Melodic Intonation Therapy includes two musical elements, modified singing and rhythmic hand tapping, which are thought to support speech production. However, rhythm may be difficult for some people with aphasia. Zipse’s work tested this idea by looking at the ability of people with aphasia to tap simple rhythms and detect changes in rhythms they hear. She found that many people with aphasia did indeed show difficulties in this area.  

Zipse’s 2010 ASHFoundation New Investigators Research Award helped yield essential pilot data for her work, allowed her to hire a research assistant, and led to ASHA Convention posters, a presentation at the Clinical Aphasiology Conference, and an upcoming research article.  

And that was only the beginning. Zipse’s initial ASHFoundation funding just keeps on giving. The award has resulted in a number of studies, explains Zipse, “related to prosodic and rhythmic processing abilities involved in speech planning and the degree to which these abilities may be preserved in aphasia.” In addition, her research into Melodic Intonation Therapy, which she is currently carrying out as an assistant professor at the MGH Institute of Health Professions, is continuing. This work addresses whether rhythmic tapping is a helpful treatment component, and whether that depends on the rhythmic abilities of a person with aphasia. As Zipse explains, “Therapy is not ‘one-size fits all.’ We have to investigate what works best for whom.”  

The ASHFoundation funding has resulted in another project that Zipse is hoping will lead to an NIH grant application.

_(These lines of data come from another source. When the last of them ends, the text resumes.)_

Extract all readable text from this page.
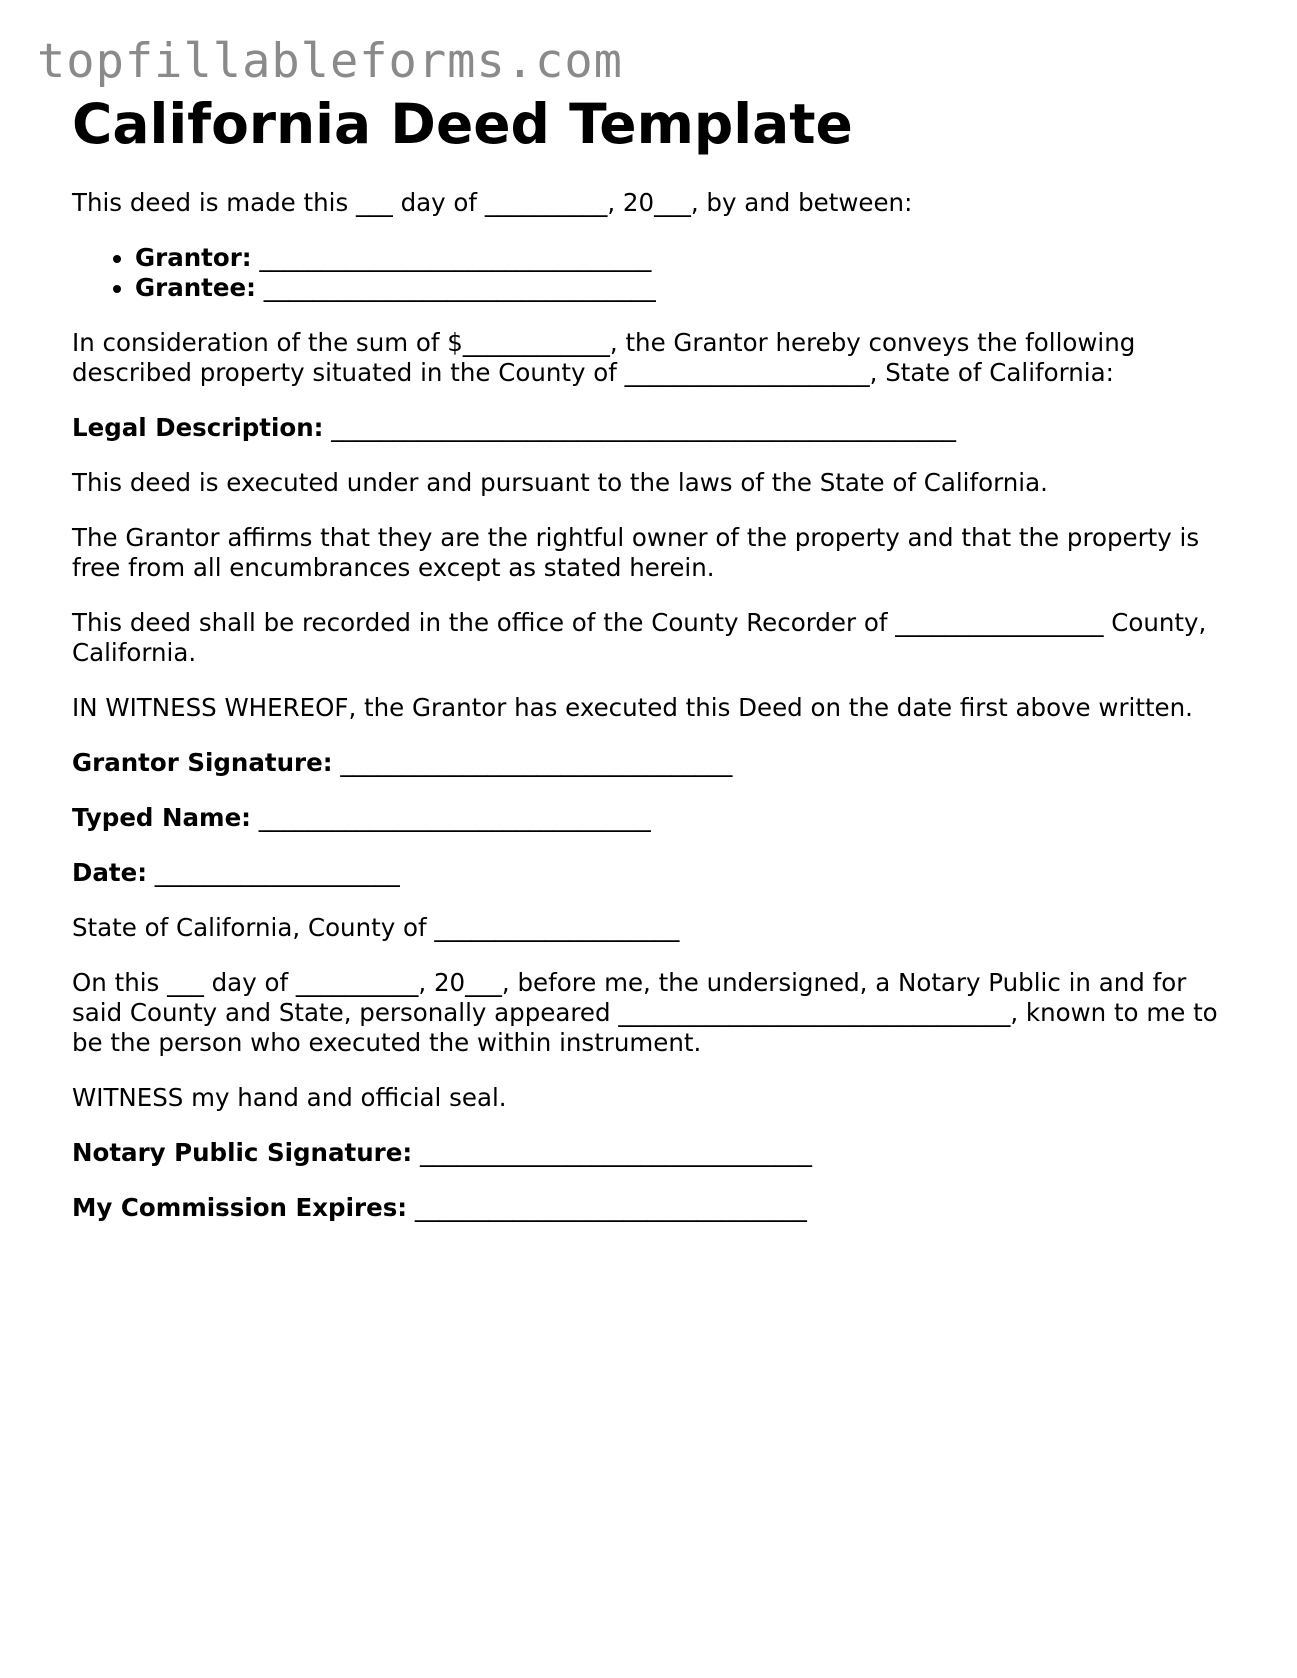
topfillableforms.com
California Deed Template

This deed is made this ___ day of __________, 20___, by and between:

• Grantor: ________________________________
• Grantee: ________________________________

In consideration of the sum of $____________, the Grantor hereby conveys the following described property situated in the County of ____________________, State of California:

Legal Description: ___________________________________________________

This deed is executed under and pursuant to the laws of the State of California.

The Grantor affirms that they are the rightful owner of the property and that the property is free from all encumbrances except as stated herein.

This deed shall be recorded in the office of the County Recorder of _________________ County, California.

IN WITNESS WHEREOF, the Grantor has executed this Deed on the date first above written.

Grantor Signature: ________________________________

Typed Name: ________________________________

Date: ____________________

State of California, County of ____________________

On this ___ day of __________, 20___, before me, the undersigned, a Notary Public in and for said County and State, personally appeared ________________________________, known to me to be the person who executed the within instrument.

WITNESS my hand and official seal.

Notary Public Signature: ________________________________

My Commission Expires: ________________________________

This work involves the timing of a certain type of neural activity in the brain and how this may influence auditory attention in people with aphasia. On the surface, she says, “The work funded by the ASHFoundation and this other project seem quite different, but the ASHFoundation-funded project really did have a big influence on the development of this new work.”  

Zipse is obviously well aware that her ASHFoundation award helped lay the basis for her own future work. But more research from more people is vitally needed.  

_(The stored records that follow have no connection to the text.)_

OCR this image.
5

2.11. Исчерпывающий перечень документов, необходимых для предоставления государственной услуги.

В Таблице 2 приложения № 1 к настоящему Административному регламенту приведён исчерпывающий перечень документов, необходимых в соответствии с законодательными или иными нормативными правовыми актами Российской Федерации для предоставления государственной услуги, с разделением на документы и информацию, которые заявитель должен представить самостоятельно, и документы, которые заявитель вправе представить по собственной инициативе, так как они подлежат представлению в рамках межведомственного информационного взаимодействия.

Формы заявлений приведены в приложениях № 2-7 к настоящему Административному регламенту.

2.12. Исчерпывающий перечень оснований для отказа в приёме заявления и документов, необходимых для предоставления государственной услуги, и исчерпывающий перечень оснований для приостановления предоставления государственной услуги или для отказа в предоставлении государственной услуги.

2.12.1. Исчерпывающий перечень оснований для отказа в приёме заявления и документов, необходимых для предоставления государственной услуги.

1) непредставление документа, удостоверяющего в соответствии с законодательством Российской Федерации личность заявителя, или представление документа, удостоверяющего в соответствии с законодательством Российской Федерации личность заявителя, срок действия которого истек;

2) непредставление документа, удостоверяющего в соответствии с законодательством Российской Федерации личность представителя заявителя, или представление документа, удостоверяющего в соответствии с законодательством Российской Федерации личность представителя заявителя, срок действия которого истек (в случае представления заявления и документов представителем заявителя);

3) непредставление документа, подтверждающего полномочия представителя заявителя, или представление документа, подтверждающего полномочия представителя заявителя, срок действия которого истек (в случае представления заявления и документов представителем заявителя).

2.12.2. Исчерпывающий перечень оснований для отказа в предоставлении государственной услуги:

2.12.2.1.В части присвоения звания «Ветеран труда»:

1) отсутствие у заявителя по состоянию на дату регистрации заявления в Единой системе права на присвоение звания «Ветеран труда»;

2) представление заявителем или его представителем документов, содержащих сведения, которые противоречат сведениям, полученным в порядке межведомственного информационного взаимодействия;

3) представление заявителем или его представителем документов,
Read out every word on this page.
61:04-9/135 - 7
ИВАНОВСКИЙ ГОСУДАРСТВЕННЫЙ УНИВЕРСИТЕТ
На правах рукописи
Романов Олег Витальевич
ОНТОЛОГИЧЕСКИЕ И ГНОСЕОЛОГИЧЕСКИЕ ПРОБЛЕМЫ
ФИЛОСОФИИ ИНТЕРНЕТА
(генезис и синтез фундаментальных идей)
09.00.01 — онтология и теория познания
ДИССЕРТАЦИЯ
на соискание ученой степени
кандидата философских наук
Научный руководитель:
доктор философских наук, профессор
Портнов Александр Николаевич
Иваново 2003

“In order to increase evidence that results in the improvement of service delivery to individuals with communication disorders,” she believes, “we need a cohort of people dedicated to research with this goal. The ASHFoundation provides opportunities for supporting the research of such individuals and thus expanding the cohort. The benefits of supporting the ASHFoundation ultimately touch all individuals with communication disorders.”